Nobody else here writes software I guess?
First, when a program gets complex - as AH is no doubt - you may not anticipate everything that is affected when you add features or make changes. You may break things or cause other things to become erratic.
Second, it then gets hard to judge how long adding the features/changes will take and even harder to guess how long it will take to fix things once you add the new features.
If HTC releases a version before they are comfortable with it and with important known bugs, then people will complain about all the bugs. (There is no doubt we are a complaining bunch)
So announce a date and then have it slip because there were unanticipated problems to work through and people post up a storm about no new releases, overdue, etc.
Then there is the strategic element. There are other online sim companies. Announcing what you are going to build in and when would give competitors advance notice of features they might want to include to negate any advantage HTC might gain.
Not announcing "when" is really good policy. They don't have to work under extreme pressure to make good on dates that are really only educated guesses and we get better software when we do get it.
Try writing more than the basic "Hello world!" type of software application and see all the things you have to consider and check before you can kick it out the door. Maybe a simple twirly bouncy wireframe cube or something. Hold it to the same standards you hold AH to. You'll see why they don't want to announce when.

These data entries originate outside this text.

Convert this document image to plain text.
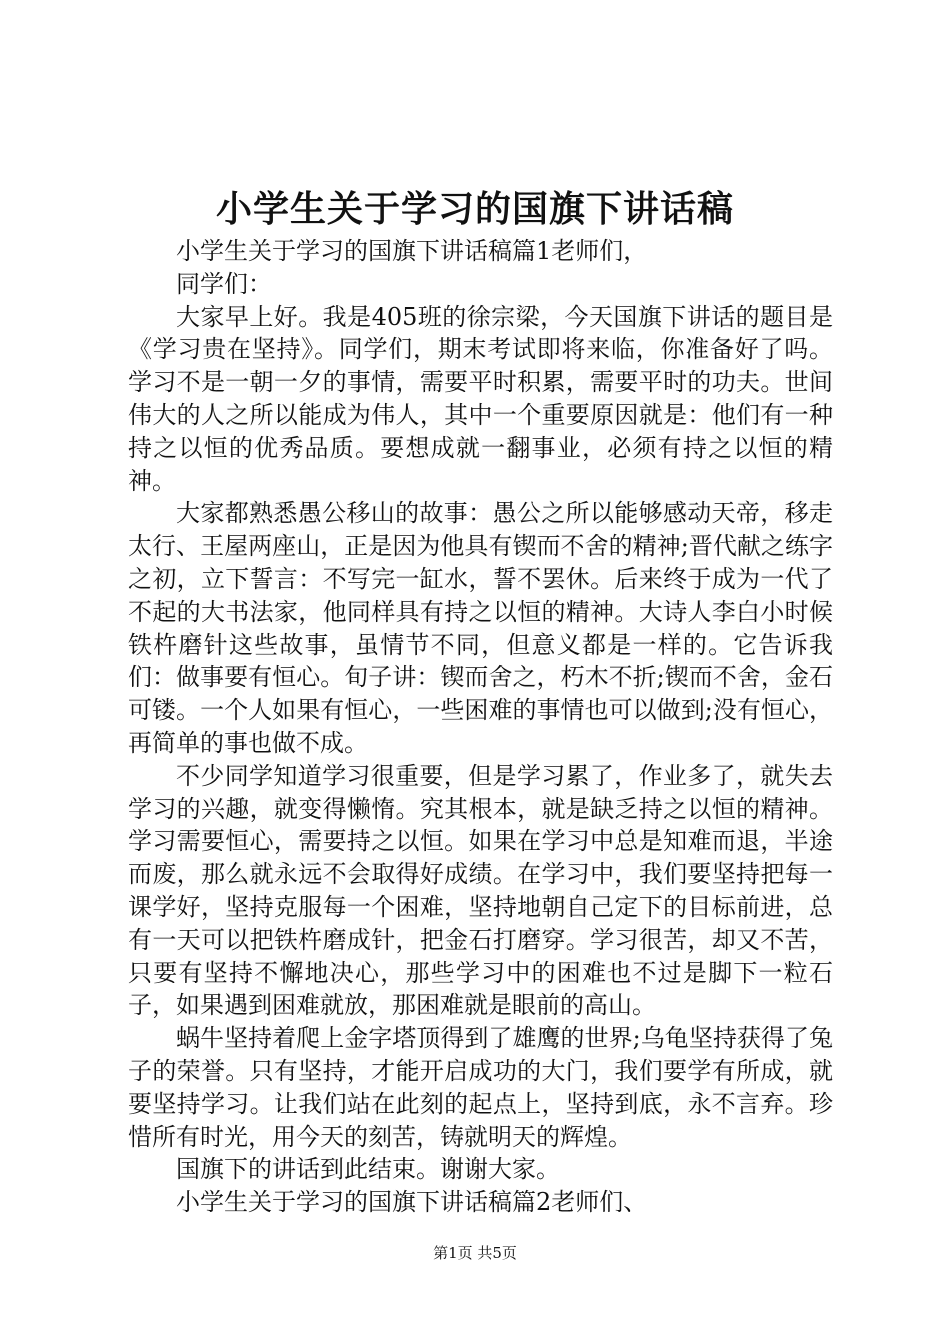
小学生关于学习的国旗下讲话稿

小学生关于学习的国旗下讲话稿篇1老师们，

同学们：

大家早上好。我是405班的徐宗梁，今天国旗下讲话的题目是《学习贵在坚持》。同学们，期末考试即将来临，你准备好了吗。学习不是一朝一夕的事情，需要平时积累，需要平时的功夫。世间伟大的人之所以能成为伟人，其中一个重要原因就是：他们有一种持之以恒的优秀品质。要想成就一翻事业，必须有持之以恒的精神。

大家都熟悉愚公移山的故事：愚公之所以能够感动天帝，移走太行、王屋两座山，正是因为他具有锲而不舍的精神;晋代献之练字之初，立下誓言：不写完一缸水，誓不罢休。后来终于成为一代了不起的大书法家，他同样具有持之以恒的精神。大诗人李白小时候铁杵磨针这些故事，虽情节不同，但意义都是一样的。它告诉我们：做事要有恒心。旬子讲：锲而舍之，朽木不折;锲而不舍，金石可镂。一个人如果有恒心，一些困难的事情也可以做到;没有恒心，再简单的事也做不成。

不少同学知道学习很重要，但是学习累了，作业多了，就失去学习的兴趣，就变得懒惰。究其根本，就是缺乏持之以恒的精神。学习需要恒心，需要持之以恒。如果在学习中总是知难而退，半途而废，那么就永远不会取得好成绩。在学习中，我们要坚持把每一课学好，坚持克服每一个困难，坚持地朝自己定下的目标前进，总有一天可以把铁杵磨成针，把金石打磨穿。学习很苦，却又不苦，只要有坚持不懈地决心，那些学习中的困难也不过是脚下一粒石子，如果遇到困难就放，那困难就是眼前的高山。

蜗牛坚持着爬上金字塔顶得到了雄鹰的世界;乌龟坚持获得了兔子的荣誉。只有坚持，才能开启成功的大门，我们要学有所成，就要坚持学习。让我们站在此刻的起点上，坚持到底，永不言弃。珍惜所有时光，用今天的刻苦，铸就明天的辉煌。

国旗下的讲话到此结束。谢谢大家。

小学生关于学习的国旗下讲话稿篇2老师们、

第1页 共5页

As an aside, the way these sims get developed is hard on the programmers. You build a basic program and then shoehorn features in after the initial release. This is what causes things to break and makes it hard to troubleshoot - the code kind of takes on a life of its own and gets harder to update. After some number of revisions, it gets time and cost effective to just start from scratch and build a new program "properly". But while modifying old code, each revision will in general take longer than the last because of the added complexity and the patchwork nature of the old code. All depends on how many of the changes and additions were anticipated and how the code was built originally how easy each rev is.